Figure 3. MGE Cells Transplanted into the Striatum Displayed the Basic Membrane Properties Characteristic of Mature Forebrain Interneurons and Showed Evidence of Synaptic Integration.

(A) 67% of the MGE cells (green) expressed the synapse marker synaptophysin (red) along their processes (white arrows).

(B) We obtained whole-cell patch-clamp recordings from transplanted cells up to 20 weeks after transplantation. Alexa-594 (red) was included in the fill solution of the glass microelectrode to confirm that recordings were obtained from targeted GFP-expressing MGE transplant cells.

(C) Most MGE cells (37/44) fired repetitive nonaccommodating action potentials with large after hyperpolarizations as is common for MGE-derived interneurons. (D) A small percent of the transplanted MGE cells that were recorded from (n = 7/44) did not exhibit neuronal membrane properties and did not fire action potentials when stimulated with a series of depolarizing currents, consistent with glial cell identity.

(E₁) Most MGE neurons were fast spiking (FS) cells and did not fire rebound action potentials after hyperpolarization.

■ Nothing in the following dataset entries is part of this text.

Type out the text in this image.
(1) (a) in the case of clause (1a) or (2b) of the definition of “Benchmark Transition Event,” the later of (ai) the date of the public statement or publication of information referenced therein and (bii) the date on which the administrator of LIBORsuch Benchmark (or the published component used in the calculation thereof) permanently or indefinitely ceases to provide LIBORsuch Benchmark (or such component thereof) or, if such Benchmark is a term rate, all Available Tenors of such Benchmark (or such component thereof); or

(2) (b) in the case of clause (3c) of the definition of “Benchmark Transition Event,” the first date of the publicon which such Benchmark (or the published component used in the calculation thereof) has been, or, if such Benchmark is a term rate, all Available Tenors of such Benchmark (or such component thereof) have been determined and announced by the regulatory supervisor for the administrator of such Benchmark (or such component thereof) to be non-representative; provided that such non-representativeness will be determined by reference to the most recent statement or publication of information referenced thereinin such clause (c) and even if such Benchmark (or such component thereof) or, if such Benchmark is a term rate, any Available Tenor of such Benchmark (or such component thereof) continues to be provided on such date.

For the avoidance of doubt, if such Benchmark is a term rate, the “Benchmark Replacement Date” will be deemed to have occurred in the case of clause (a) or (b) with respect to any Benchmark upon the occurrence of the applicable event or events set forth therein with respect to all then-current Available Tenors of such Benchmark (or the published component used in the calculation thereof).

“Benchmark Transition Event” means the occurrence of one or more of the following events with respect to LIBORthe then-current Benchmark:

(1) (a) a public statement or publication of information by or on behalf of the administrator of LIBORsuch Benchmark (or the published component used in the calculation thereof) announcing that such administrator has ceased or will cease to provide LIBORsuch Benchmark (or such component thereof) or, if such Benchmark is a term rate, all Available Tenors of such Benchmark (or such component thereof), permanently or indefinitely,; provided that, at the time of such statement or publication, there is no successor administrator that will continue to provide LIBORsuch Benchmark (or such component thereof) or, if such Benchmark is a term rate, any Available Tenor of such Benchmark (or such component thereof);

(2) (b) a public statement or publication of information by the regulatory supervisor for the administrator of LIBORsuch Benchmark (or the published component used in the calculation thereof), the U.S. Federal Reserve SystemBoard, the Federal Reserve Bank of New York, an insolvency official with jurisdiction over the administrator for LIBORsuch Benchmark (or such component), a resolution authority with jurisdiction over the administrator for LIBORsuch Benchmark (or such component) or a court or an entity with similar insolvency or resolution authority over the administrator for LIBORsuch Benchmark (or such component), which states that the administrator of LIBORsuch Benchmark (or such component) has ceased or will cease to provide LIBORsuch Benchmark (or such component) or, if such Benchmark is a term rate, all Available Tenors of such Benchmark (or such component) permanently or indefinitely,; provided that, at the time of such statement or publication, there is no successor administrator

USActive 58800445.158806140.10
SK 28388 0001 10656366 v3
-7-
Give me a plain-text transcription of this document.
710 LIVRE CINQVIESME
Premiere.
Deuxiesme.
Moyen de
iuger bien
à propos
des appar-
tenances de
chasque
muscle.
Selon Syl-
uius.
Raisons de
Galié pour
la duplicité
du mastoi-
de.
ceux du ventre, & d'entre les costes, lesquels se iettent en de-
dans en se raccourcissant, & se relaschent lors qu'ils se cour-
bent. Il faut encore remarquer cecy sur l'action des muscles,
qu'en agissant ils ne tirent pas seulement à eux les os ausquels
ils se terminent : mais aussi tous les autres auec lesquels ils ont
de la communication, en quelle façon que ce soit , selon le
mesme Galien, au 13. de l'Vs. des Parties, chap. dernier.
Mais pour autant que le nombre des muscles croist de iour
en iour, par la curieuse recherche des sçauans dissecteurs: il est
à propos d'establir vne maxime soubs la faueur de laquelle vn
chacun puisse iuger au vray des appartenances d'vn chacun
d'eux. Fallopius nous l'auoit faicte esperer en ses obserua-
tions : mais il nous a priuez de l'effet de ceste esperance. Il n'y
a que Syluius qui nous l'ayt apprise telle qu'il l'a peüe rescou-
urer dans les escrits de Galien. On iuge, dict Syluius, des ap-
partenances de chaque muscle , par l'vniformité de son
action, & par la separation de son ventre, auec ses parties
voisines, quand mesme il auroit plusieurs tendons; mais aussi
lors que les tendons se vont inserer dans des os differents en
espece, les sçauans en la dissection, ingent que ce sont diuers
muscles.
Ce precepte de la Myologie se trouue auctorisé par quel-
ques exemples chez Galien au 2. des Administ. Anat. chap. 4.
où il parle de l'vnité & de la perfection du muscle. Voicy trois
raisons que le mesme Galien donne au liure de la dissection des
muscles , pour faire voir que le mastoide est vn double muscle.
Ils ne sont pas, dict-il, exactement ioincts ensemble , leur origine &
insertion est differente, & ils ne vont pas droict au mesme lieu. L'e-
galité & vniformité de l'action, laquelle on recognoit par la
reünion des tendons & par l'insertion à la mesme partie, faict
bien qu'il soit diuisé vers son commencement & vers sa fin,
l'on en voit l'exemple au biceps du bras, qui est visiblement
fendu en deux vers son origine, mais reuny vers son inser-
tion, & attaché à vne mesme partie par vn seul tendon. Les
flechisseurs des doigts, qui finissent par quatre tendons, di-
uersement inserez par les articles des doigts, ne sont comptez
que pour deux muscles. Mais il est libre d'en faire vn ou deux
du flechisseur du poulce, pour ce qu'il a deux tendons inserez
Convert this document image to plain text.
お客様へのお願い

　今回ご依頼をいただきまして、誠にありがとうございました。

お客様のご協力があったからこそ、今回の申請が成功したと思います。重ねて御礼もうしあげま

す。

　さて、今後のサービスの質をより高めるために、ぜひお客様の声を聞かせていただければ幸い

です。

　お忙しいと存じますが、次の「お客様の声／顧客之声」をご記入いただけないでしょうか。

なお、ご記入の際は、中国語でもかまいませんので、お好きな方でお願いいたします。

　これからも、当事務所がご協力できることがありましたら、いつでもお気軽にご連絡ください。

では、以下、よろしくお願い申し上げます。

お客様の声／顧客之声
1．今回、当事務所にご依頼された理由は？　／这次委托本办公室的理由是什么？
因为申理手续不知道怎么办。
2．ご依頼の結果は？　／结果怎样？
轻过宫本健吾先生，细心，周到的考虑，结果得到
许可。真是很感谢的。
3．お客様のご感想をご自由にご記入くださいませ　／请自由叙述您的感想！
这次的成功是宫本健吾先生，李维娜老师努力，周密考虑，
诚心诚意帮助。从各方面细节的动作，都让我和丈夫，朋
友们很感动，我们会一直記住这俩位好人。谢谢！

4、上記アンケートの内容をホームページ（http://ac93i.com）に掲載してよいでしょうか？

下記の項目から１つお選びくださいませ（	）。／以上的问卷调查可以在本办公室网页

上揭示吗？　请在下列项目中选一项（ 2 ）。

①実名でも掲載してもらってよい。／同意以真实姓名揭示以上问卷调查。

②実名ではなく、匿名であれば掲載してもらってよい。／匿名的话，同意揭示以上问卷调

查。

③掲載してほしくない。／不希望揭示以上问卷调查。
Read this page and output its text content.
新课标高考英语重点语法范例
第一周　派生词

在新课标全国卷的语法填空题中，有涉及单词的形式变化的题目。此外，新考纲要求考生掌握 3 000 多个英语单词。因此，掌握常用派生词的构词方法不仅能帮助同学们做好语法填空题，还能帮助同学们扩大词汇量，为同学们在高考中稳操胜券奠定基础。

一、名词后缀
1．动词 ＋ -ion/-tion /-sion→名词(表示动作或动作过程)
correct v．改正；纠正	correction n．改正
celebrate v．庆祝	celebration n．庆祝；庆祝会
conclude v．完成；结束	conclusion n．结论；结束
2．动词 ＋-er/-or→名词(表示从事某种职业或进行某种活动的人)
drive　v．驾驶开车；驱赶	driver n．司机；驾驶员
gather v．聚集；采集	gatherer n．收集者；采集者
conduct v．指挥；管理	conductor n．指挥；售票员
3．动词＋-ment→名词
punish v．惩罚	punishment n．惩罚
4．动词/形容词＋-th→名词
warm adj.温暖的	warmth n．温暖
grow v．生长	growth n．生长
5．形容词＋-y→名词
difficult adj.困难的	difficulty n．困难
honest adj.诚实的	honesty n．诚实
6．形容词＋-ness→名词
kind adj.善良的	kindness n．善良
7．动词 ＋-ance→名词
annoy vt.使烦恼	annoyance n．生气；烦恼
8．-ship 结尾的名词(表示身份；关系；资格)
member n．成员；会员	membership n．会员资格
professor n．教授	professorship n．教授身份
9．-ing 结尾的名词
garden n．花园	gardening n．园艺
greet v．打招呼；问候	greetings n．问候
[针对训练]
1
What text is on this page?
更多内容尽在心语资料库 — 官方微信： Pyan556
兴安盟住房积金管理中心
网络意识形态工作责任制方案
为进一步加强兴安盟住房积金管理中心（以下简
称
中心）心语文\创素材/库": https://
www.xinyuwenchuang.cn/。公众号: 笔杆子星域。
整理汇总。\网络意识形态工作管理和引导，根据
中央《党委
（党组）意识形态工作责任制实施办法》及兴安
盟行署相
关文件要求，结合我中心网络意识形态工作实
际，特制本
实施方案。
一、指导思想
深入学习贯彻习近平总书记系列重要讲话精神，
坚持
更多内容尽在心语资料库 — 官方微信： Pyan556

(E₂) The FS population included stuttering FS cell subtypes.

(E₃) The second most common cell type was low-threshold-spiking (LTS) cells. These cells displayed much lower spiking frequencies than did FS cells and displayed two or more rebound spikes in response to hyperpolarization.

(F) Transplanted cells demonstrated both AMPA and GABA-mediated spontaneous synaptic events.

(G) A transplanted MGE cell filled with Texas red-dextran demonstrated the branched aspiny processes that are characteristic of striatal interneurons.

Scale bars represent 3 μm in (A), 5 μm in (B), and 10 μm in (G).